Convive nel terrore, picchiata, presa a calci e pugni e in una occasione finanche accoltellata dal coniuge. Subisce violenze fisiche e psichiche da oltre un decennio, ha sopportato per il bene del figlio, riferisce al nostro network, ma l’ultimo episodio avvenuto nel maggio scorso ha indotto la donna a chiedere aiuto agli uomini del commissariato di pubblica sicurezza di Corigliano Rossano, prontamente intervenuti.

E dopo avere assunto le prime informazioni, corroborate da testimonianze, i poliziotti sono riusciti a ricostruire un castello accusatorio tale da predisporre una misura cautelare di allontanamento nei confronti dell’uomo.
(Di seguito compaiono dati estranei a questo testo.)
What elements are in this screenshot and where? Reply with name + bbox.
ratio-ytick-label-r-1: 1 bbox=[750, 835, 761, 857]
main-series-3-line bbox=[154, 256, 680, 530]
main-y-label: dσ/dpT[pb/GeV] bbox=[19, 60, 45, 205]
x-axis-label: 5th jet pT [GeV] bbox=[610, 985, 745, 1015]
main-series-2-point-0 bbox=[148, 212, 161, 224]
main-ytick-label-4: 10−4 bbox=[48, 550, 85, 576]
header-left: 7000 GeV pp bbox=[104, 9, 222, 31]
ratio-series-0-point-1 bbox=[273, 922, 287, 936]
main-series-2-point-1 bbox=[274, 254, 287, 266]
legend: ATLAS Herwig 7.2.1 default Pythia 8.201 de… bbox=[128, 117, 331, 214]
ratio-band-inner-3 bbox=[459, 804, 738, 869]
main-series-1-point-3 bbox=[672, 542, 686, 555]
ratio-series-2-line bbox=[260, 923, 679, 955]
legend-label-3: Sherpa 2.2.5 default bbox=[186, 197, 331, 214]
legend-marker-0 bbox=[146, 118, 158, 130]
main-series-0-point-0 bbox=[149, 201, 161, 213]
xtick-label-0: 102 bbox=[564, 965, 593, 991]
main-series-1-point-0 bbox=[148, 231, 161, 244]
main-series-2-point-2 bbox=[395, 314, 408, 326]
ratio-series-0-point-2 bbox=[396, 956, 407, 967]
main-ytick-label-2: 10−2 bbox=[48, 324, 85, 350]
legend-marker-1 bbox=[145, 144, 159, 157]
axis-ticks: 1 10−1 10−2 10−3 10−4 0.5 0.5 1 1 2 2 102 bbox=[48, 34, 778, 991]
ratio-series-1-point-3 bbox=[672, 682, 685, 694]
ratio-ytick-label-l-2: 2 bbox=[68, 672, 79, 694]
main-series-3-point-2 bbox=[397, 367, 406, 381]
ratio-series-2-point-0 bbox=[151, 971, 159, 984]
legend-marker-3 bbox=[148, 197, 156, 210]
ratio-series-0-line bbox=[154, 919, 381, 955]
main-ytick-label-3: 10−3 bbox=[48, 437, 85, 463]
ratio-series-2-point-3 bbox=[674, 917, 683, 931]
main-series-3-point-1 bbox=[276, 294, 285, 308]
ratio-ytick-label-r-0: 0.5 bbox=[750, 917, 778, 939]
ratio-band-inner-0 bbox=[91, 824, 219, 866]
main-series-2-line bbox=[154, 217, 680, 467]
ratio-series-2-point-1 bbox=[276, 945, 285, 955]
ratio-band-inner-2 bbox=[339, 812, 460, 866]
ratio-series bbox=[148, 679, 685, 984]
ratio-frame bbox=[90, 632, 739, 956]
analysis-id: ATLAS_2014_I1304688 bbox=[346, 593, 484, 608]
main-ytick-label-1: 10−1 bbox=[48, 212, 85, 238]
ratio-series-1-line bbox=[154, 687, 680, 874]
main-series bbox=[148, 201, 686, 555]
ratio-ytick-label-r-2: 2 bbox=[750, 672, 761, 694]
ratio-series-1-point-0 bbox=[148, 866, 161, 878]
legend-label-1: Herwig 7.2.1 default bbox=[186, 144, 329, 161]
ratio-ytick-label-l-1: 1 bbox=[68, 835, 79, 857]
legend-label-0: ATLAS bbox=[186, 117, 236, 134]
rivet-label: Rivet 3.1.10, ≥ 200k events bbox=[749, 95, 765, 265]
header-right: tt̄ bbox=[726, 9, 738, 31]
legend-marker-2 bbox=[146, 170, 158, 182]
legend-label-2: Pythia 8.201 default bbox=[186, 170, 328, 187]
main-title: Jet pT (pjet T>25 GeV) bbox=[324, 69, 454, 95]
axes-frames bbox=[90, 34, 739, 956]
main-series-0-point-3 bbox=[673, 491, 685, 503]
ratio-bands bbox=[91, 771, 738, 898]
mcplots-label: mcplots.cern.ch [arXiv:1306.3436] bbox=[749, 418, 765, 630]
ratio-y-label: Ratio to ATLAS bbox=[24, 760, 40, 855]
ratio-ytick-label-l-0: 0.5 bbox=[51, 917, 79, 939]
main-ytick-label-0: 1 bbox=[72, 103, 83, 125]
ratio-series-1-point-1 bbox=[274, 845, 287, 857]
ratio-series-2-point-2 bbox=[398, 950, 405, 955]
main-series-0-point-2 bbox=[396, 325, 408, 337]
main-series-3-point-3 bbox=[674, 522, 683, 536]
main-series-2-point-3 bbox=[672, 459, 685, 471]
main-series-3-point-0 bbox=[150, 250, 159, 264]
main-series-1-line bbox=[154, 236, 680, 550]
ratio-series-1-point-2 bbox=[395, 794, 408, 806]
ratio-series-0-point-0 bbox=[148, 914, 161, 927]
La presunta vittima è catalogata come codice rosso, ma oggi ha paura e denuncia lo stato di isolamento e di solitudine in cui si trova, eccezion fatta per un parroco di fiducia che l’affianca e sostiene: «Dopo l’intervento della polizia prontamente intervenuta è calato il silenzio della magistratura a cui contesto la lentezza ai limiti dell’indifferenza. A distanza di quattro mesi e mezzo non ho avuto un incontro con il giudice. Le querele si accumulano ma nessuno ci ascolta».

La donna denuncia «la latitanza dei servizi sociali: nonostante sia salita in Comune per ben quattro volte, non abbiamo avuto assistenza psicologica da parte di nessuno. Solo in queste ore sono riuscita a parlare con l’assessore ma solo grazie ad amicizie».

Ultracinquantenne, la donna non ha un lavoro e ciò rafforza le sue fragilità poiché è minata la capacità di poter essere autonoma e indipendente economicamente. Lo Stato deve lavorare ancora molto su questo campo: «I centri antiviolenza forniscono una tutela momentanea. Bisognerebbe istituire dei sussidi, anche provvisori, perché i figli non possono convivere con la violenza».